Its coming into play is not really a process, as one would normally understand
a process: an ongoing system of operations or a series of actions or functions
that bring about an end result. It is rather an awakening. Something dormant
becomes suddenly functional.
I found out
by means of my
dreaming
practices that a
dreaming
teacher must
create a didactic synthesis in order to emphasize a given point. In essence,
what don Juan wanted with my first task was to exercise my
dreaming
attention
by focusing it on the items of my dreams. To this effect he used
as a spearhead the idea of being aware of falling asleep. His subterfuge was to
say that the only way to be aware of falling asleep is to examine the elements
of one's dreams.
I realized,
almost as soon as I had begun my
dreaming
practices, that exercising the
dreaming attention
is the essential point in
dreaming
. To the
mind, however, it seems impossible that one can train oneself to be aware at
the level of dreams. Don Juan said that the active element of such training is
persistence, and that the mind and all its rational defenses cannot cope with
persistence. Sooner or later, he said, the mind's barriers fall, under its
impact, and the
dreaming attention
blooms.
As I
practiced focusing and holding my
dreaming attention
on the items of my
dreams, I began to feel a peculiar self-confidence so remarkable that I sought
a comment from don Juan.
"It's
your entering into the second attention that gives you that sense of self-assurance,"

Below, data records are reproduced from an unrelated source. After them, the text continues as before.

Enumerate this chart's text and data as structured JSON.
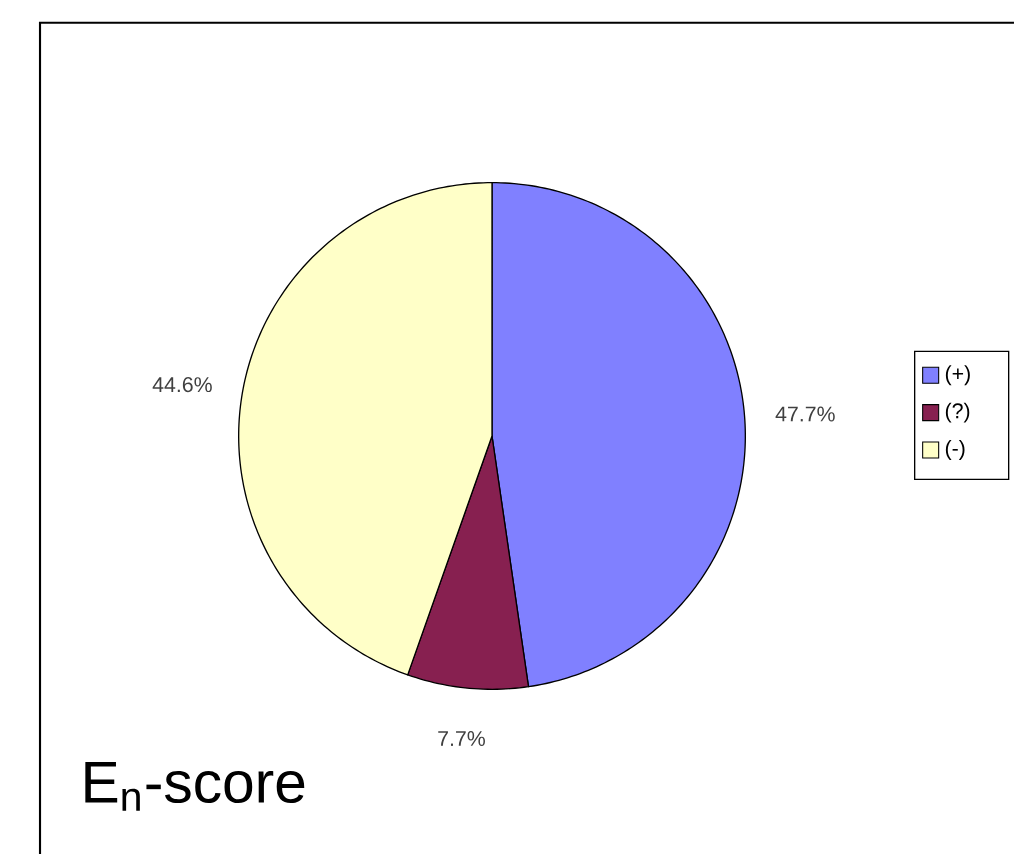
{
  "chart_data": {
    "type": "pie",
    "title": "E$_{n}$-score",
    "categories": [
      "(+)",
      "(?)",
      "(-)"
    ],
    "values": [
      47.7,
      7.7,
      44.6
    ],
    "colors": [
      "#8080ff",
      "#872050",
      "#ffffc8"
    ],
    "value_labels": [
      "47.7%",
      "7.7%",
      "44.6%"
    ],
    "legend": "right"
  }
}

he said. "This calls for even more sobriety on your part. Go slowly, but
don't stop, and above all, don't talk about it. Just do it!"
I told him
that in practice I had corroborated what he had already told me, that if one
takes short glances at everything in a dream, the images do not dissolve. I
commented that the difficult part is to break the initial barrier that prevents
us from bringing dreams to our conscious attention. I asked don Juan to give me
his opinion on this matter, for I earnestly believed that this barrier is a
psychological one created by our socialization, which puts a premium on
disregarding dreams.
"The
barrier is more than socialization," he replied. "It's the first
gate
of dreaming
. Now that you've overcome it, it seems stupid to you that we
can't stop at will and pay attention to the items of our dreams. That's a false
certainty. The
first gate of dreaming
has to do with the flow of energy
in the universe. It's a natural obstacle."
Don Juan
made me agree then that we would talk about
dreaming
only in the second
attention and as he saw fit. He encouraged me to practice in the meantime and
promised no interference on his part.